Online Documentation
You can find the latest Spark documentation, including a programming guide, on the project webpage at http://spark.apache.org/documentation.html. This README file only contains basic setup instructions.
Building Spark
Spark is built on Scala 2.10. To build Spark and its example programs, run:
./sbt/sbt assembly
(You do not need to do this if you downloaded a pre-built package.)
Interactive Scala Shell
The easiest way to start using Spark is through the Scala shell:
./bin/spark-shell
Try the following command, which should return 1000:
scala> sc.parallelize(1 to 1000).count()
Interactive Python Shell
Alternatively, if you prefer Python, you can use the Python shell:
./bin/pyspark
And run the following command, which should also return 1000:
>>> sc.parallelize(range(1000)).count()
Example Programs
Spark also comes with several sample programs in the examples
directory.
To run one of them, use ./bin/run-example <class> [params]
. For example:
./bin/run-example SparkPi
will run the Pi example locally.
You can set the MASTER environment variable when running examples to submit
examples to a cluster. This can be a mesos:// or spark:// URL,
"yarn-cluster" or "yarn-client" to run on YARN, and "local" to run
locally with one thread, or "local[N]" to run locally with N threads. You
can also use an abbreviated class name if the class is in the examples
package. For instance:
MASTER=spark://host:7077 ./bin/run-example SparkPi
Many of the example programs print usage help if no params are given.
Running Tests
Testing first requires building Spark. Once Spark is built, tests can be run using:
./sbt/sbt test
A Note About Hadoop Versions
Spark uses the Hadoop core library to talk to HDFS and other Hadoop-supported
storage systems. Because the protocols have changed in different versions of
Hadoop, you must build Spark against the same version that your cluster runs.

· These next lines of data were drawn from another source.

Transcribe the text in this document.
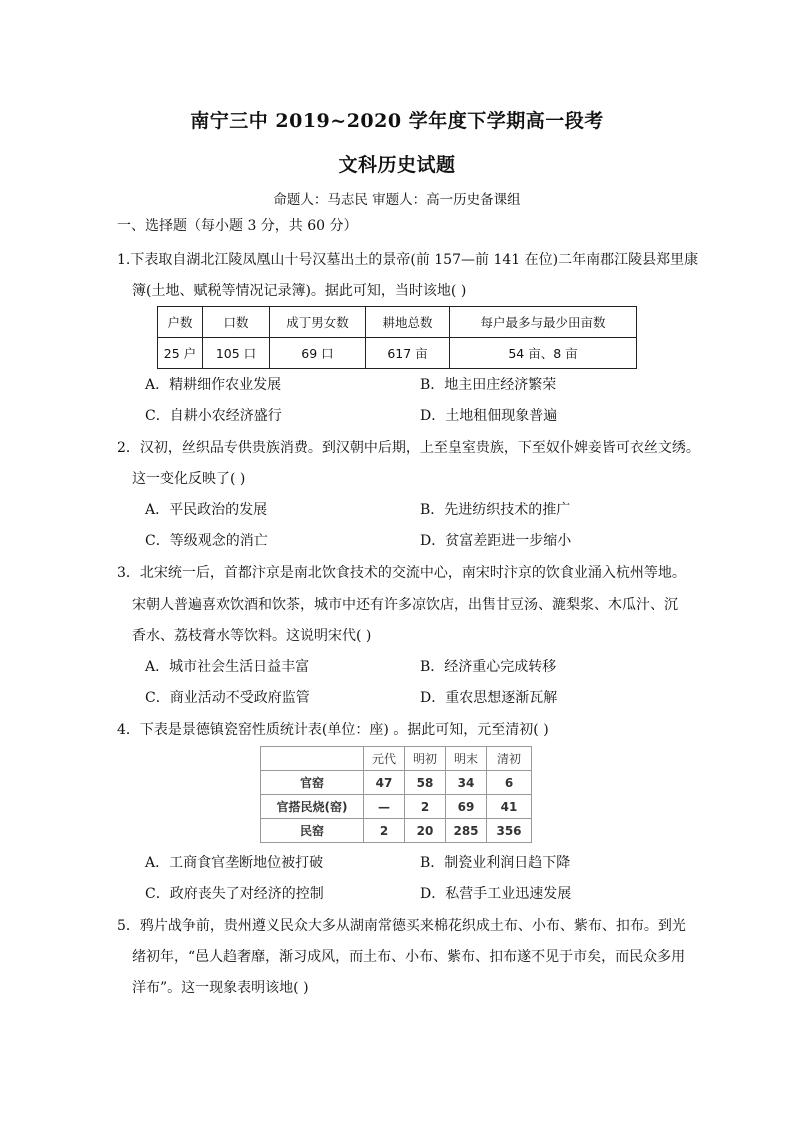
南宁三中 2019~2020 学年度下学期高一段考
文科历史试题
命题人：马志民 审题人：高一历史备课组
一、选择题（每小题 3 分，共 60 分）
1.下表取自湖北江陵凤凰山十号汉墓出土的景帝(前 157—前 141 在位)二年南郡江陵县郑里康
簿(土地、赋税等情况记录簿)。据此可知，当时该地( )
户数	口数	成丁男女数	耕地总数	每户最多与最少田亩数
25 户	105 口	69 口	617 亩	54 亩、8 亩
A．精耕细作农业发展	B．地主田庄经济繁荣
C．自耕小农经济盛行	D．土地租佃现象普遍
2．汉初，丝织品专供贵族消费。到汉朝中后期，上至皇室贵族，下至奴仆婢妾皆可衣丝文绣。
这一变化反映了( )
A．平民政治的发展	B．先进纺织技术的推广
C．等级观念的消亡	D．贫富差距进一步缩小
3．北宋统一后，首都汴京是南北饮食技术的交流中心，南宋时汴京的饮食业涌入杭州等地。
宋朝人普遍喜欢饮酒和饮茶，城市中还有许多凉饮店，出售甘豆汤、漉梨浆、木瓜汁、沉
香水、荔枝膏水等饮料。这说明宋代( )
A．城市社会生活日益丰富	B．经济重心完成转移
C．商业活动不受政府监管	D．重农思想逐渐瓦解
4．下表是景德镇瓷窑性质统计表(单位：座) 。据此可知，元至清初( )
	元代	明初	明末	清初
官窑	47	58	34	6
官搭民烧(窑)	—	2	69	41
民窑	2	20	285	356
A．工商食官垄断地位被打破	B．制瓷业利润日趋下降
C．政府丧失了对经济的控制	D．私营手工业迅速发展
5．鸦片战争前，贵州遵义民众大多从湖南常德买来棉花织成土布、小布、紫布、扣布。到光
绪初年，“邑人趋奢靡，渐习成风，而土布、小布、紫布、扣布遂不见于市矣，而民众多用
洋布”。这一现象表明该地( )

You can change the version by setting -Dhadoop.version
when building Spark.
For Apache Hadoop versions 1.x, Cloudera CDH MRv1, and other Hadoop versions without YARN, use:
# Apache Hadoop 1.2.1
$ sbt/sbt -Dhadoop.version=1.2.1 assembly
# Cloudera CDH 4.2.0 with MapReduce v1
$ sbt/sbt -Dhadoop.version=2.0.0-mr1-cdh4.2.0 assembly
For Apache Hadoop 2.2.X, 2.1.X, 2.0.X, 0.23.x, Cloudera CDH MRv2, and other Hadoop versions
with YARN, also set -Pyarn
:
# Apache Hadoop 2.0.5-alpha
$ sbt/sbt -Dhadoop.version=2.0.5-alpha -Pyarn assembly
# Cloudera CDH 4.2.0 with MapReduce v2
$ sbt/sbt -Dhadoop.version=2.0.0-cdh4.2.0 -Pyarn assembly
# Apache Hadoop 2.2.X and newer
$ sbt/sbt -Dhadoop.version=2.2.0 -Pyarn assembly
When developing a Spark application, specify the Hadoop version by adding the
"hadoop-client" artifact to your project's dependencies. For example, if you're
using Hadoop 1.2.1 and build your application using SBT, add this entry to
libraryDependencies
:
"org.apache.hadoop" % "hadoop-client" % "1.2.1"

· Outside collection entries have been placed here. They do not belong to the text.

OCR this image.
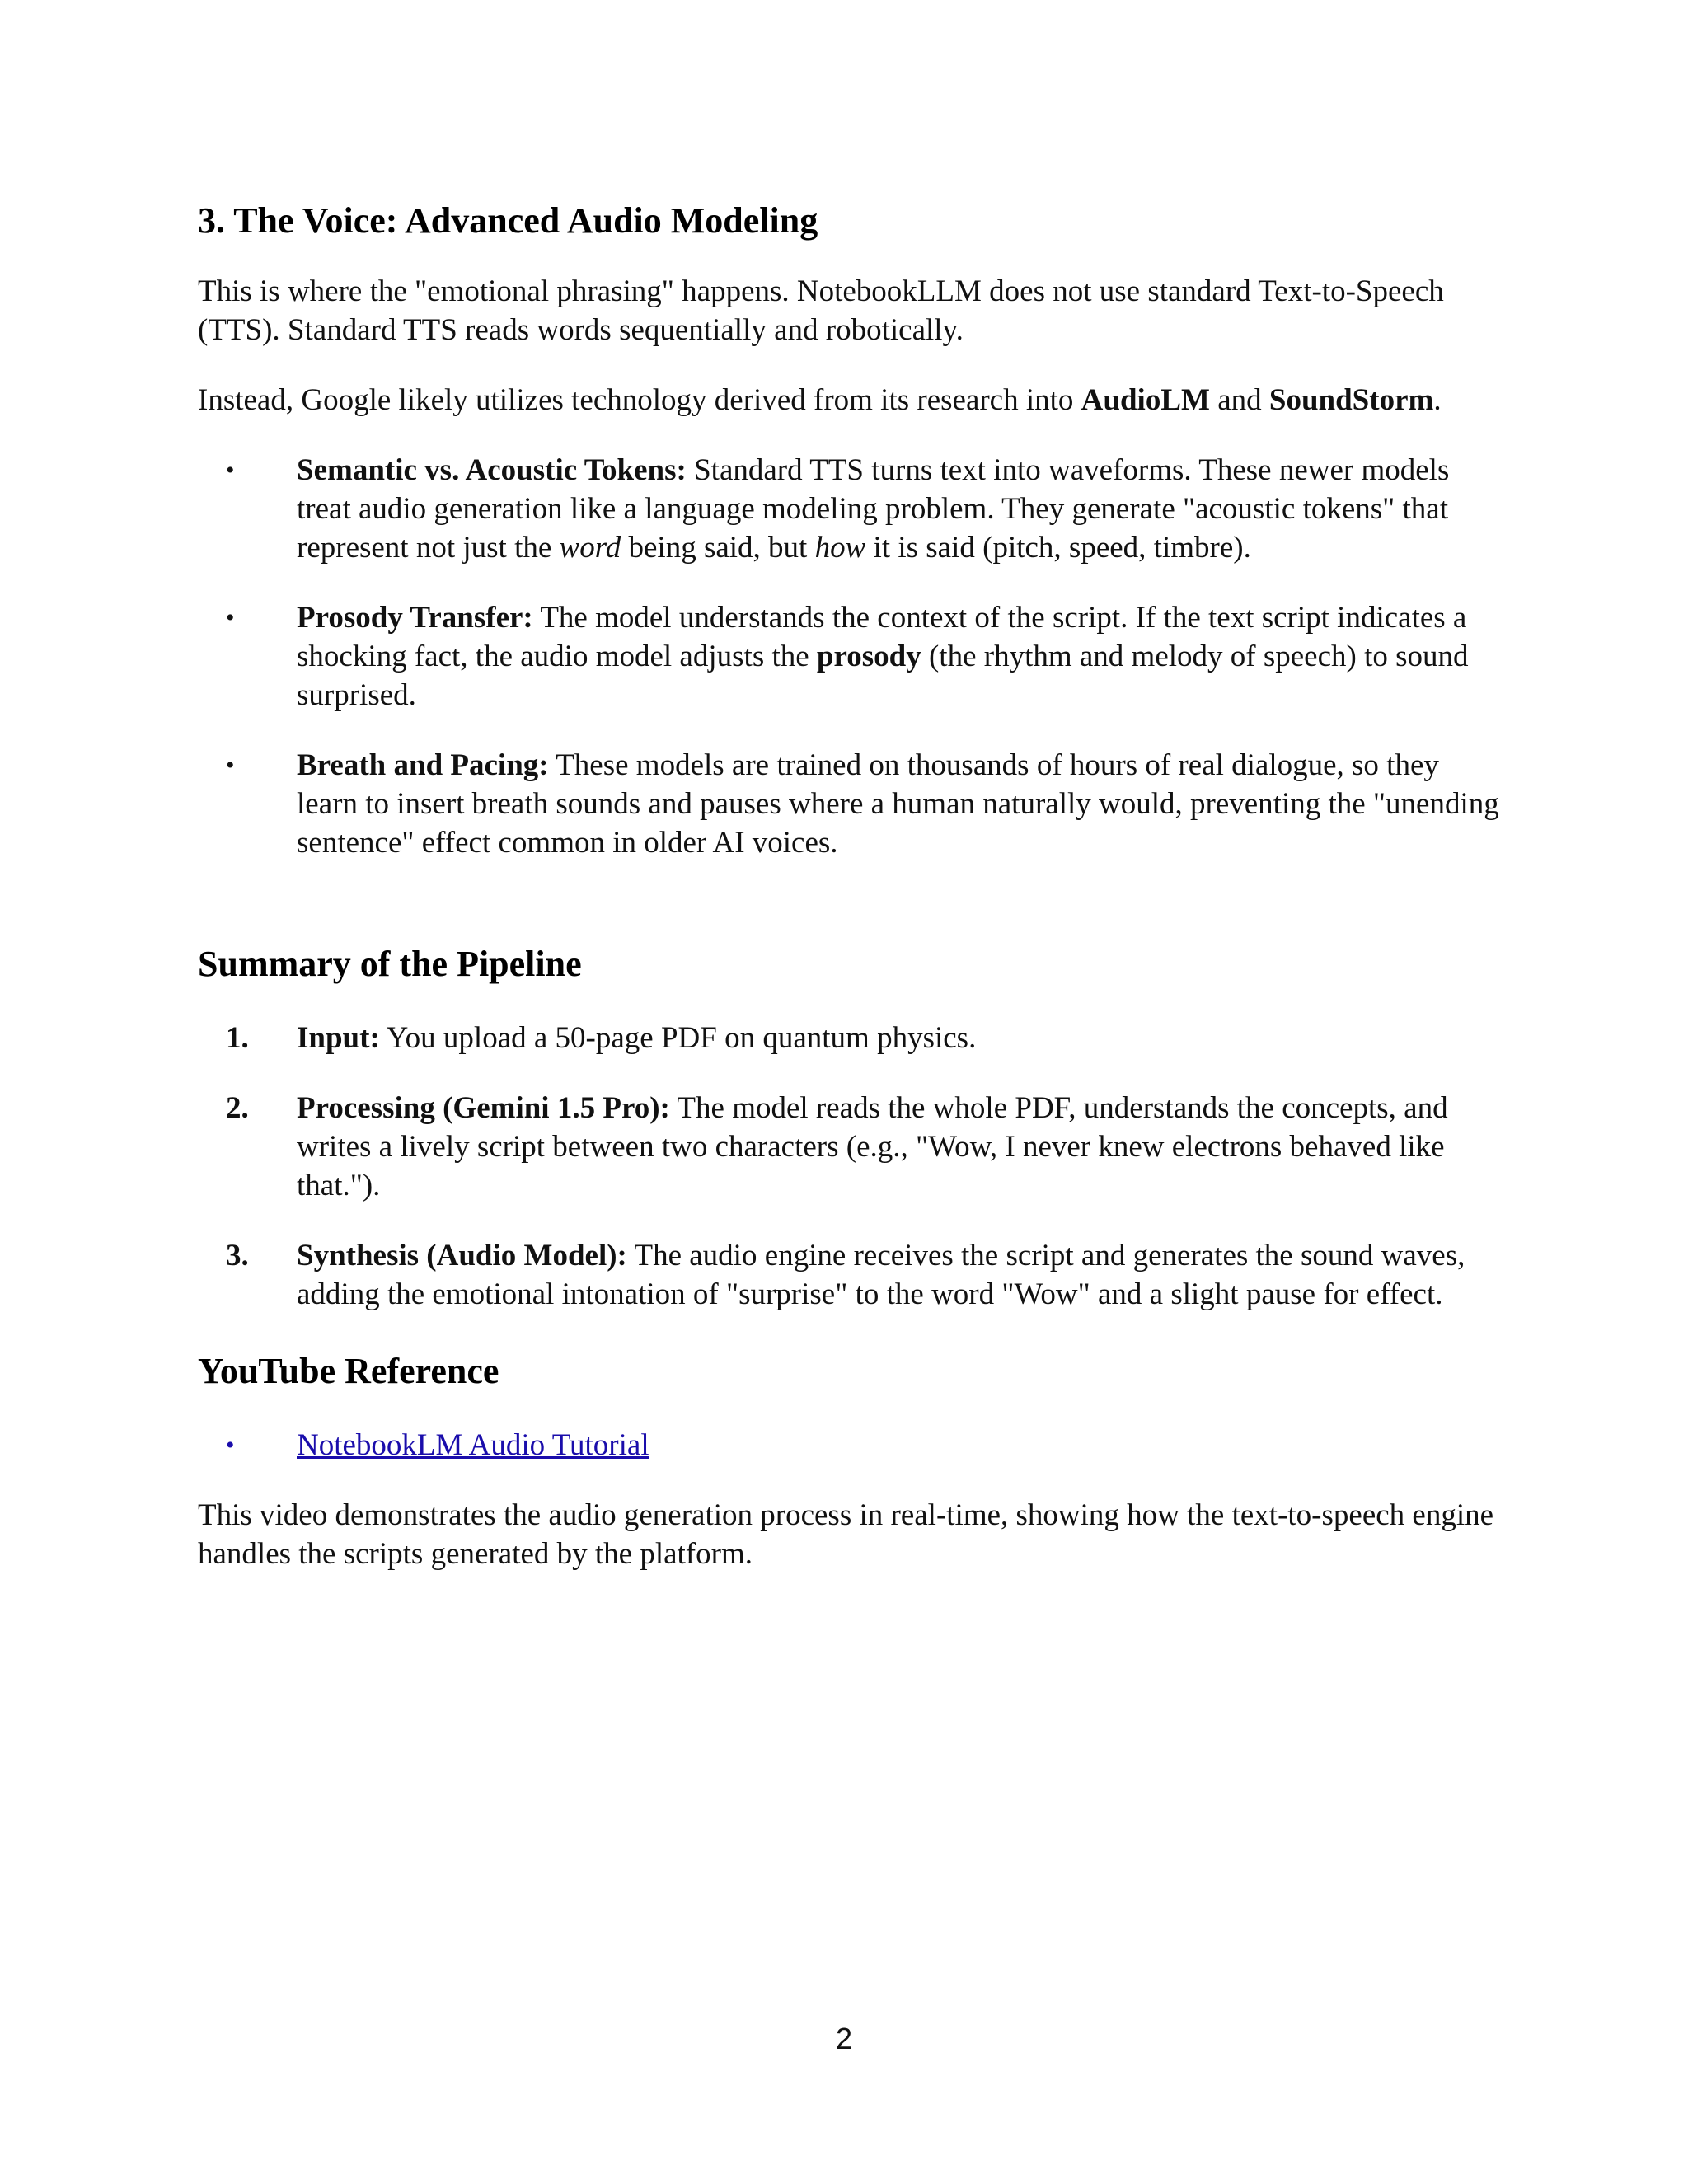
3. The Voice: Advanced Audio Modeling

This is where the "emotional phrasing" happens. NotebookLLM does not use standard Text-to-Speech (TTS). Standard TTS reads words sequentially and robotically.

Instead, Google likely utilizes technology derived from its research into AudioLM and SoundStorm.

• Semantic vs. Acoustic Tokens: Standard TTS turns text into waveforms. These newer models treat audio generation like a language modeling problem. They generate "acoustic tokens" that represent not just the word being said, but how it is said (pitch, speed, timbre).
• Prosody Transfer: The model understands the context of the script. If the text script indicates a shocking fact, the audio model adjusts the prosody (the rhythm and melody of speech) to sound surprised.
• Breath and Pacing: These models are trained on thousands of hours of real dialogue, so they learn to insert breath sounds and pauses where a human naturally would, preventing the "unending sentence" effect common in older AI voices.
Summary of the Pipeline
1. Input: You upload a 50-page PDF on quantum physics.
2. Processing (Gemini 1.5 Pro): The model reads the whole PDF, understands the concepts, and writes a lively script between two characters (e.g., "Wow, I never knew electrons behaved like that.").
3. Synthesis (Audio Model): The audio engine receives the script and generates the sound waves, adding the emotional intonation of "surprise" to the word "Wow" and a slight pause for effect.
YouTube Reference
• NotebookLM Audio Tutorial

This video demonstrates the audio generation process in real-time, showing how the text-to-speech engine handles the scripts generated by the platform.

2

If your project is built with Maven, add this to your POM file's <dependencies>
section:
<dependency>
<groupId>org.apache.hadoop</groupId>
<artifactId>hadoop-client</artifactId>
<version>1.2.1</version>
</dependency>
A Note About Thrift JDBC server and CLI for Spark SQL
Spark SQL supports Thrift JDBC server and CLI. See sql-programming-guide.md for more information about using the JDBC server.
Configuration
Please refer to the Configuration guide in the online documentation for an overview on how to configure Spark.
Contributing to Spark
Contributions via GitHub pull requests are gladly accepted from their original author. Along with any pull requests, please state that the contribution is your original work and that you license the work to the project under the project's open source license. Whether or not you state this explicitly, by submitting any copyrighted material via pull request, email, or other means you agree to license the material under the project's open source license and warrant that you have the legal authority to do so.